Cracked: Putting Together Broken Lives in a Rehab Clinic is Dr. Drew Pinsky’s open account of the personal experiences of addicted patients treated for addiction in Las Acquete, Mexico City. The book’s first half chronicles the author’s years of teaching and research, during which time he became addicted himself. Then the second half brings together his years as a recovering addict and a therapist who have seen the worst of addicts. His own life story is the interesting contrast to Pinksy’s, as the former is outwardly focused on his work while the latter is more inward, dealing with the emotional after effects of his destructive behavior.
A lot of the book is spent talking about the physical aspects of the disorder-its symptoms and its causes. Much of the first few chapters opens with Pinksy’s description of the isolation and loneliness that many addicts endure in their recoveries, which he terms a “desolation syndrome.” The author also points out how some patients withdraw completely from the outside world and become unwilling to participate in activities, while others are more willing to try out new experiences. One of the most powerful scenes Pinksy writes about, after he becomes depressed following the death of his wife, takes place in the recovery room of his clinic, where a number of patients are sharing their story of drug addiction and their subsequent failures and successes.
For me, however, what makes Cracked: Putting Together Broken Lives in a Rehab Clinic so well-written is its focus on the personal lives of the addicts and clients, instead of just generalizations on ‘drugs’ and ‘addicts.’ Some people get hooked on alcohol or drugs for totally different reasons; some people start off using drugs because they are desperately trying to quit smoking but don’t last. It’s understandable if you’ve experienced all these different kinds of addictions, but it can be difficult to write about them without being too descriptive. I found the book very inspiring and a good place to start thinking about my own experiences. In fact, I read part of the book while waiting for my daughter to detox at a drug treatment facility near us.
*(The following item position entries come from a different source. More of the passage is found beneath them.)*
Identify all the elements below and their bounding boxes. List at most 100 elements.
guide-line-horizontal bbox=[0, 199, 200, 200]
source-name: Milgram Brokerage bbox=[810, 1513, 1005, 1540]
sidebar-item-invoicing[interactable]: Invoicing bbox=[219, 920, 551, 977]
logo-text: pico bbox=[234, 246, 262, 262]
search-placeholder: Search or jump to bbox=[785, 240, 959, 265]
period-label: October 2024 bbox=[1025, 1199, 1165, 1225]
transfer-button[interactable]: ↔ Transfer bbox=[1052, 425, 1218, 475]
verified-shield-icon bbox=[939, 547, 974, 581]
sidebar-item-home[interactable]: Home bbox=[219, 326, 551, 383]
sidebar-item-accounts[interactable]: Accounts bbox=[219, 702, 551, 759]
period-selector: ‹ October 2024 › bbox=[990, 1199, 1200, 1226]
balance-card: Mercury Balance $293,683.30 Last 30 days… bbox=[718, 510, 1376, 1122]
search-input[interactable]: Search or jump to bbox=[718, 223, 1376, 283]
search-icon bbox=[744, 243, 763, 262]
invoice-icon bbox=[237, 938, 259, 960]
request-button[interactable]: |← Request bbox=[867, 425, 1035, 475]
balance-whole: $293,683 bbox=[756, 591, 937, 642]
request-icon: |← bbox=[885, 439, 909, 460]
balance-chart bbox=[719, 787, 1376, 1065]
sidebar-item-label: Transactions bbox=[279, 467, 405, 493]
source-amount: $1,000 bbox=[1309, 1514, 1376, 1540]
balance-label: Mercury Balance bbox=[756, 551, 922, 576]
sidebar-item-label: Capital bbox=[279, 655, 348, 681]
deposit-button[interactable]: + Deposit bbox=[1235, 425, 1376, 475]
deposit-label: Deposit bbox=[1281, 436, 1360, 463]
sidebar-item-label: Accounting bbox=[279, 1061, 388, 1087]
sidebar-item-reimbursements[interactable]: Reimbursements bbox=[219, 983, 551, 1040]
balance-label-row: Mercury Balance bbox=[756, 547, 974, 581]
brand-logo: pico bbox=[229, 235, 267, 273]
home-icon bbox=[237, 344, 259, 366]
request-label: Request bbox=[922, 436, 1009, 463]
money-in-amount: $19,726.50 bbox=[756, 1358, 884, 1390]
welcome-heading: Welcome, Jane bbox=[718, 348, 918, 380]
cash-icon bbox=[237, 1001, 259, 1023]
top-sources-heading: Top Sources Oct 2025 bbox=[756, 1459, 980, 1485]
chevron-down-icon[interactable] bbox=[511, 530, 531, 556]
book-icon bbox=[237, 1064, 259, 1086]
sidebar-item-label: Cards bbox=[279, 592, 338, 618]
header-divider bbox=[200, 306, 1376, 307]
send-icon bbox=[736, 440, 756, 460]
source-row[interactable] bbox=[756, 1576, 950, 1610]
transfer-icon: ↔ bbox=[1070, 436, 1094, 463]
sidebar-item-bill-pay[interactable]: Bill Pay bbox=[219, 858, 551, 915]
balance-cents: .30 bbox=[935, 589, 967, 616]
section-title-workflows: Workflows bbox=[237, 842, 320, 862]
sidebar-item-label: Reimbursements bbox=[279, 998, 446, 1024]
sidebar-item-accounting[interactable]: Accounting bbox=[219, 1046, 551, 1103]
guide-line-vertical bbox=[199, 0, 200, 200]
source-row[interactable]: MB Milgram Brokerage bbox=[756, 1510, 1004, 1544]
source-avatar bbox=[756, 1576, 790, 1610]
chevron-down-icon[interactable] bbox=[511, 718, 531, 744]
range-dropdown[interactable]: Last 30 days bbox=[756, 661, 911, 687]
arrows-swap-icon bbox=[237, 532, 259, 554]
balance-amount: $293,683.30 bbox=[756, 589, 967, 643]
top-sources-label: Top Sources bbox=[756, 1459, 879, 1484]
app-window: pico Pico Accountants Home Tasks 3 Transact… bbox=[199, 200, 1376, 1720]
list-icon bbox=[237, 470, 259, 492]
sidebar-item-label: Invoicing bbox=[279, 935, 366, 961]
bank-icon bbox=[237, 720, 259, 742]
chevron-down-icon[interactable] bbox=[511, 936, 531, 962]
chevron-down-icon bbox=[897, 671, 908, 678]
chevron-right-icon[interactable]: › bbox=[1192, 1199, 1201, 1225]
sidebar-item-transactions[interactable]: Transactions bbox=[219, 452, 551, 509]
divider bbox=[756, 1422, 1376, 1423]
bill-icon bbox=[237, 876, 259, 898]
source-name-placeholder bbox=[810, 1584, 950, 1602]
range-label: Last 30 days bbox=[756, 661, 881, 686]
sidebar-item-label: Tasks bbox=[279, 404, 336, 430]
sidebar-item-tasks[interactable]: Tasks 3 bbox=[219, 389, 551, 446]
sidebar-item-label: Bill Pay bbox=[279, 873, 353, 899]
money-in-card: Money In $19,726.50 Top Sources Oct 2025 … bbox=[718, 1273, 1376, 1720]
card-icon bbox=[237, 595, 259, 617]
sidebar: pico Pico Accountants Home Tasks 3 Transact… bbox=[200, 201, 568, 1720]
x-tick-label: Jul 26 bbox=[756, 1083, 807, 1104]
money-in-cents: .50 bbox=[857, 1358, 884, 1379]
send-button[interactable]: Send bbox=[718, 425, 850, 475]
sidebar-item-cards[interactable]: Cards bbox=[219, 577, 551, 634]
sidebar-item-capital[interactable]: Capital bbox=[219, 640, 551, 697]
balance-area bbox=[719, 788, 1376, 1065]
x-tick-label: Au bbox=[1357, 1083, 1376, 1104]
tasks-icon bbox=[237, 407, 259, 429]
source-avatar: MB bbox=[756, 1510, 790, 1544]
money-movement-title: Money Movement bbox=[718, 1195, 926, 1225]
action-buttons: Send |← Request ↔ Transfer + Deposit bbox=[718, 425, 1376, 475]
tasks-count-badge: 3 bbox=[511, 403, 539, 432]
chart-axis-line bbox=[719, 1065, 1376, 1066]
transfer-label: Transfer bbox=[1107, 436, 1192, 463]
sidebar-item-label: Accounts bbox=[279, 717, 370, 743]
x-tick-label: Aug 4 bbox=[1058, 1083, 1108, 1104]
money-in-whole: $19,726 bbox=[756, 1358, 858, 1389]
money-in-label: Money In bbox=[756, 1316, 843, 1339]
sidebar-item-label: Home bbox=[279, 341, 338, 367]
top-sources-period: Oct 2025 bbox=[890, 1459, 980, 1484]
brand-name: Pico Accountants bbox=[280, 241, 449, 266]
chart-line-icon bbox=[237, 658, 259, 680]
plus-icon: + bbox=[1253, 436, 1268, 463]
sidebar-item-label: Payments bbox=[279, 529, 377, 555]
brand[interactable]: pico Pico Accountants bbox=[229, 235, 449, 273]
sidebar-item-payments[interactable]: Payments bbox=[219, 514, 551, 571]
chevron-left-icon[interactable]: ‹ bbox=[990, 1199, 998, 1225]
It was interesting to me how crack cocaine addicts were grouped together and described as a ‘cluster.’ The reason that the author chose to do this, I think, was so he could make a psychological point about the power of association – the power of the drug and the power of the addict. He wanted to demonstrate that people in recovery from crack addiction are unique and have their own needs and personalities. It shows a kind of socialization, but his point is still valid.
In his description of crack cocaine addicts, Pinksy draws a distinction between those who are ‘hated’ and those who are loved. Although some drug users do have a drug enthusiast attitude, the vast majority of crack cocaine addicts in recovery have a totally different attitude and are often quite happy to be drug free. I think it’s pretty clear from this description that Pinksy is saying that those who choose to use drugs, even if they are not suffering from an addiction, should not be pitied, or castigated. This may seem to be an attitude shared by many who read his book, but I disagree.
When I was in treatment for crack addiction, I was hounded by the staff. My therapist would ask me why I had been using drugs, constantly referring back to my social life and work, which I detested. He made me feel guilty for being a ‘writer,’ a ‘hypnotist,’ and a person ‘with a mind,’ even though I had been sober for over fifteen years. All this was done in an attempt to make me feel bad about myself and make me feel stupid for my decision to become addicted to crack. It was sickening.
The same thing happened to me when I was co-addicted to crack cocaine for twelve years. I was always told that being a ‘white trash’ or ‘recycle smoker’ was not a good thing. People were literally trying to ostracize me from society because of my addiction to crack cocaine. This went on for years, until I was able to detox from crack cocaine and enter into a truly drug-free existence.
If someone is saying that being drug free is better than having a cracked life on the edge in a rehab clinic, I can honestly say that I don’t agree. I think it’s crazy that people will spend millions of dollars trying to make people with severe addictions to cocaine or crack alcohol have better lives. They should spend that money instead sending junk food to kids in schools, wasting tax dollars on abstinence programs, and making it harder for addicts to find jobs. I’ve been through every last one of these programs, and they haven’t worked for me. It’s time that we as an entire society start to realize that there are better ways to handle drug addiction.